The factory is obviously still brewing chocolate big-time – the deliciously rich chocolate scent surrounding that area at night is strong enough to penetrate air conditioning.

So to heck with smog, I’d roll my window down and, for a few seconds, imagine champorado, Flat-Tops, tablea, and hot chocolate.

That little burst of sensory overload is all it takes to make the rest of the drive a little more pleasant amid monster bus drivers, bukas-kotse gangs, rugby-sniffing kids, and motorcycle riders who think they’re made of adamantium.

Mmmm… I’ll have Milo tonight.

January 29, 2011

After twenty

January 14, 2011: SDHSA's Batch 1991 hit the streets at the Kalibo Ati-atihan festival. More photos at Facebook.
2011 is sure quick to show how eventful a year it will be. It’s only January and already it got me to several events, each proving to be very memorable.
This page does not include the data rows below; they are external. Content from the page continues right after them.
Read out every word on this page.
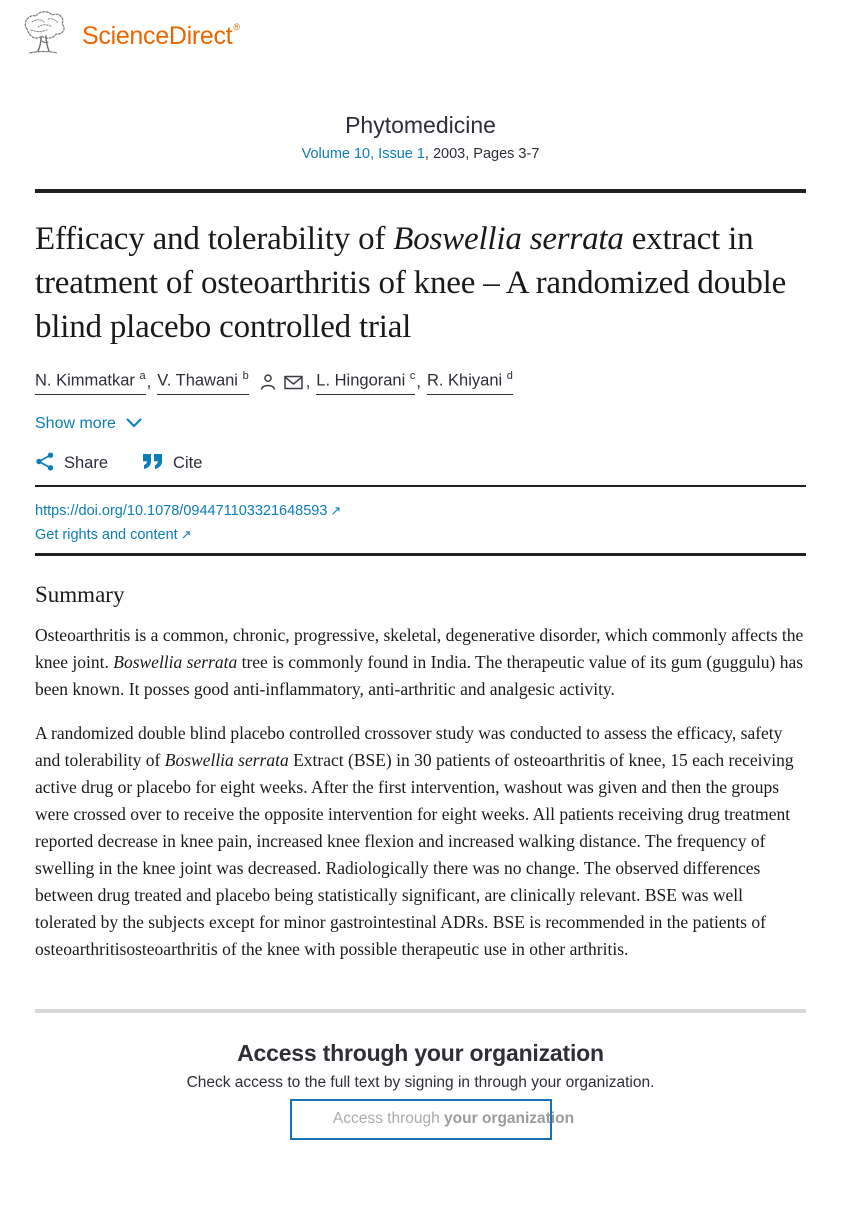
ScienceDirect®
Phytomedicine
Volume 10, Issue 1, 2003, Pages 3-7
Efficacy and tolerability of Boswellia serrata extract in treatment of osteoarthritis of knee – A randomized double blind placebo controlled trial
N. Kimmatkar $^a$ , V. Thawani $^b$	, L. Hingorani $^c$ , R. Khiyani $^d$
Show more
Share	Cite
https://doi.org/10.1078/094471103321648593 ↗
Get rights and content ↗
Summary

Osteoarthritis is a common, chronic, progressive, skeletal, degenerative disorder, which commonly affects the knee joint. Boswellia serrata tree is commonly found in India. The therapeutic value of its gum (guggulu) has been known. It posses good anti-inflammatory, anti-arthritic and analgesic activity.

A randomized double blind placebo controlled crossover study was conducted to assess the efficacy, safety and tolerability of Boswellia serrata Extract (BSE) in 30 patients of osteoarthritis of knee, 15 each receiving active drug or placebo for eight weeks. After the first intervention, washout was given and then the groups were crossed over to receive the opposite intervention for eight weeks. All patients receiving drug treatment reported decrease in knee pain, increased knee flexion and increased walking distance. The frequency of swelling in the knee joint was decreased. Radiologically there was no change. The observed differences between drug treated and placebo being statistically significant, are clinically relevant. BSE was well tolerated by the subjects except for minor gastrointestinal ADRs. BSE is recommended in the patients of osteoarthritisosteoarthritis of the knee with possible therapeutic use in other arthritis.

Access through your organization

Check access to the full text by signing in through your organization.

Access through your organization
The first was the high school reunion.

If you ask me what part of my life I consider the happiest, you can bet that I will say… yes, marrying my wife. ^^

That, and high school.

You see, there are perks to going though high school brain-dead: I only had the good times and none of the emo stuffs that come with growing pains. In high school I learned, in college and thereafter I understood.

After twenty years, I realize that I am still learning, and still catching on with understanding.
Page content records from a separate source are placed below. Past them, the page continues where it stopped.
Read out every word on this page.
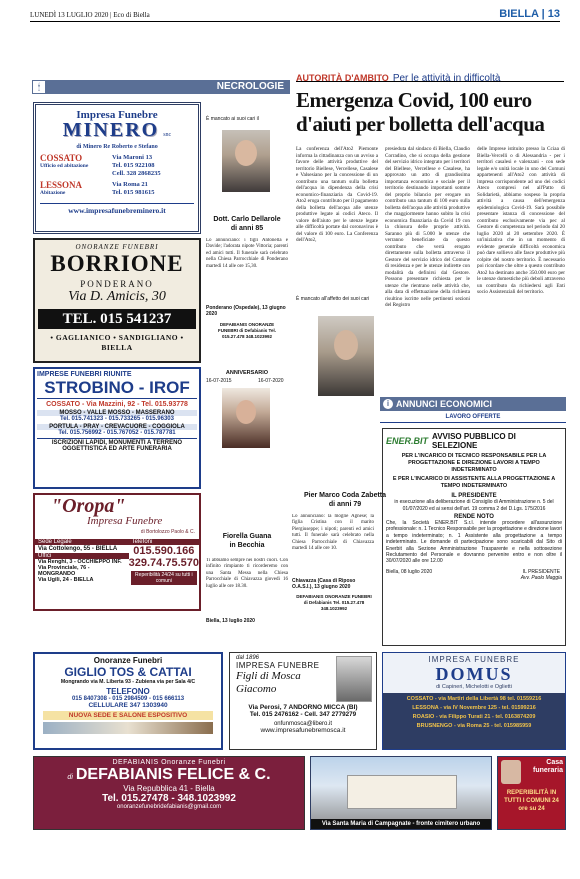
LUNEDÌ 13 LUGLIO 2020 | Eco di Biella	BIELLA | 13
NECROLOGIE
🕯
Impresa Funebre
MINERO snc
di Minero Re Roberto e Stefano
COSSATO
Ufficio ed abitazione
Via Maroni 13
Tel. 015 922108
Cell. 328 2868235
LESSONA
Abitazione
Via Roma 21
Tel. 015 981615
www.impresafunebreminero.it
ONORANZE FUNEBRI
BORRIONE
PONDERANO
Via D. Amicis, 30
TEL. 015 541237
• GAGLIANICO • SANDIGLIANO • BIELLA
IMPRESE FUNEBRI RIUNITE
STROBINO - IROF
COSSATO - Via Mazzini, 92 - Tel. 015.93778
MOSSO - VALLE MOSSO - MASSERANO
Tel. 015.741323 - 015.733265 - 015.96303
PORTULA - PRAY - CREVACUORE - COGGIOLA
Tel. 015.756992 - 015.767052 - 015.787781
ISCRIZIONI LAPIDI, MONUMENTI A TERRENO OGGETTISTICA ED ARTE FUNERARIA
"Oropa"
Impresa Funebre
di Bortolozzo Paolo & C.
Sede Legale
Via Cottolengo, 55 - BIELLA
Uffici
Via Renghi, 3 - OCCHIEPPO INF.
Via Provinciale, 76 - MONGRANDO
Via Ugili, 24 - BIELLA
Telefoni
015.590.166
329.74.75.570
Reperibilità 24/24 su tutti i comuni
È mancato ai suoi cari il
Dott. Carlo Dellarole
di anni 85
Lo annunciano: i figli Antonella e Davide; l'adorata nipote Vittoria; parenti ed amici tutti. Il funerale sarà celebrato nella Chiesa Parrocchiale di Ponderano martedì 14 alle ore 15,30.
Ponderano (Ospedale), 13 giugno 2020
DEFABIANIS ONORANZE FUNEBRI di Defabianis Tel. 015.27.478 348.1023992
ANNIVERSARIO
16-07-2015	16-07-2020
Fiorella Guana
in Becchia
Ti abbiamo sempre nei nostri cuori. Con infinito rimpianto ti ricorderemo con una Santa Messa nella Chiesa Parrocchiale di Chiavazza giovedì 16 luglio alle ore 18.30.
Biella, 13 luglio 2020
È mancato all'affetto dei suoi cari
Pier Marco Coda Zabetta
di anni 79
Lo annunciano: la moglie Agnese; la figlia Cristina con il marito Piergiuseppe; i nipoti; parenti ed amici tutti. Il funerale sarà celebrato nella Chiesa Parrocchiale di Chiavazza martedì 14 alle ore 10.
Chiavazza (Casa di Riposo O.A.S.I.), 13 giugno 2020
DEFABIANIS ONORANZE FUNEBRI di Defabianis Tel. 015.27.478 348.1023992
AUTORITÀ D'AMBITO Per le attività in difficoltà
Emergenza Covid, 100 euro
d'aiuti per bolletta dell'acqua
La conferenza dell'Ato2 Piemonte informa la cittadinanza con un avviso a favore delle attività produttive del territorio Biellese, Vercellese, Casalese e Valsesiano per la concessione di un contributo una tantum sulla bolletta dell'acqua in dipendenza della crisi economico-finanziaria da Covid-19. Ato2 eroga contributo per il pagamento della bolletta dell'acqua alle utenze produttive legate ai codici Ateco. Il valore dell'aiuto per le utenze legate alle difficoltà portate dal coronavirus è del valore di 100 euro. La Conferenza dell'Ato2,
presieduta dal sindaco di Biella, Claudio Corradino, che si occupa della gestione del servizio idrico integrato per i territori del Biellese, Vercellese e Casalese, ha approvato un atto di grandissima importanza economica e sociale per il territorio destinando importanti somme del proprio bilancio per erogare un contributo una tantum di 100 euro sulla bolletta dell'acqua alle attività produttive che maggiormente hanno subito la crisi economica finanziaria da Covid 19 con la chiusura delle proprie attività. Saranno più di 5.000 le utenze che verranno beneficiate da questo contributo che verrà erogato direttamente sulla bolletta attraverso il Gestore del servizio idrico del Comune di residenza e per le utenze indirette con modalità da definirsi dal Gestore. Possono presentare richiesta per le utenze che rientrano nelle attività che, alla data di effettuazione della richiesta risultino iscritte nelle pertinenti sezioni del Registro
delle Imprese istituito presso la Cciaa di Biella-Vercelli o di Alessandria - per i territori casalesi e valenzani - con sede legale e/o unità locale in uno dei Comuni appartenenti all'Ato2 con attività di impresa corrispondente ad uno dei codici Ateco compresi nel all'Patto di Solidarietà, abbiamo sospeso la propria attività a causa dell'emergenza epidemiologica Covid-19. Sarà possibile presentare istanza di concessione del contributo esclusivamente via pec al Gestore di competenza nel periodo dal 20 luglio 2020 al 20 settembre 2020. È un'iniziativa che in un momento di evidente generale difficoltà economica può dare sollievo alle fasce produttive più colpite del nostro territorio. È necessario poi ricordare che oltre a questo contributo Ato2 ha destinato anche 350.000 euro per le utenze domestiche più deboli attraverso un contributo da richiedersi agli Enti socio Assistenziali del territorio.
i ANNUNCI ECONOMICI
LAVORO OFFERTE
ENER.BIT AVVISO PUBBLICO DI SELEZIONE
PER L'INCARICO DI TECNICO RESPONSABILE PER LA PROGETTAZIONE E DIREZIONE LAVORI A TEMPO INDETERMINATO
E PER L'INCARICO DI ASSISTENTE ALLA PROGETTAZIONE A TEMPO INDETERMINATO
IL PRESIDENTE
in esecuzione alla deliberazione di Consiglio di Amministrazione n. 5 del 01/07/2020 ed ai sensi dell'art. 19 comma 2 del D.Lgs. 175/2016
RENDE NOTO
Che, la Società ENER.BIT S.r.l. intende procedere all'assunzione professionale: n. 1 Tecnico Responsabile per la progettazione e direzione lavori a tempo indeterminato; n. 1 Assistente alla progettazione a tempo indeterminato. Le domande di partecipazione sono scaricabili dal Sito di Enerbit alla Sezione Amministrazione Trasparente e nella sottosezione Reclutamento del Personale e dovranno pervenire entro e non oltre il 30/07/2020 alle ore 12.00
Biella, 08 luglio 2020	IL PRESIDENTE
Avv. Paolo Maggia
Onoranze Funebri
GIGLIO TOS & CATTAI
Mongrando via M. Liberta 93 - Zubiena via per Sala 4/C
TELEFONO
015 8407308 - 015 2984509 - 015 666113
CELLULARE 347 1303940
NUOVA SEDE E SALONE ESPOSITIVO
dal 1896
IMPRESA FUNEBRE
Figli di Mosca Giacomo
Via Perosi, 7 ANDORNO MICCA (BI)
Tel. 015 2476162 - Cell. 347 2779279
onfunmosca@libero.it
www.impresafunebremosca.it
IMPRESA FUNEBRE
DOMUS
di Capineri, Michelotti e Oglietti
COSSATO - via Martiri della Libertà 98 tel. 01559216
LESSONA - via IV Novembre 125 - tel. 01599216
ROASIO - via Filippo Turati 21 - tel. 0163874209
BRUSNENGO - via Roma 25 - tel. 015985959
DEFABIANIS Onoranze Funebri
di DEFABIANIS FELICE & C.
Via Repubblica 41 - Biella
Tel. 015.27478 - 348.1023992
onoranzefunebridefabianis@gmail.com
Via Santa Maria di Campagnate - fronte cimitero urbano
Casa funeraria
REPERIBILITÀ IN TUTTI I COMUNI 24 ore su 24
The things I learned during the reunion were mostly about three things: who’s got a crush on whom, who went out with whom, and who went out with whom after graduation.

But the difference with this experience now is that understanding isn’t that difficult, and there was none of that uncomfortable feeling anymore.

January 15, 2011: At Saylo club and restaurant in Kalibo. Photo courtesy of Toto Tonel-M.
It was wonderful seeing over twenty of my old classmates. Very briefly I slipped into that long lost high school personality (or was it even lost?) – revisiting old memories – before bringing everything back to the present time and life.

I’m glad I went home for the reunion. I regret having hesitations earlier, mainly because of work. But in the end the experience was priceless.

I hope more can attend the fuller event next year.


The other delightful events that made my visit to Aklan worth every while were the chance to see four siblings pull the most elaborate and wonderful surprise for their mother in celebration of her retirement, and my mother’s family reunion in Batan.

Happy times. ^^

January 16, 2011: With mother-side relatives in Batan.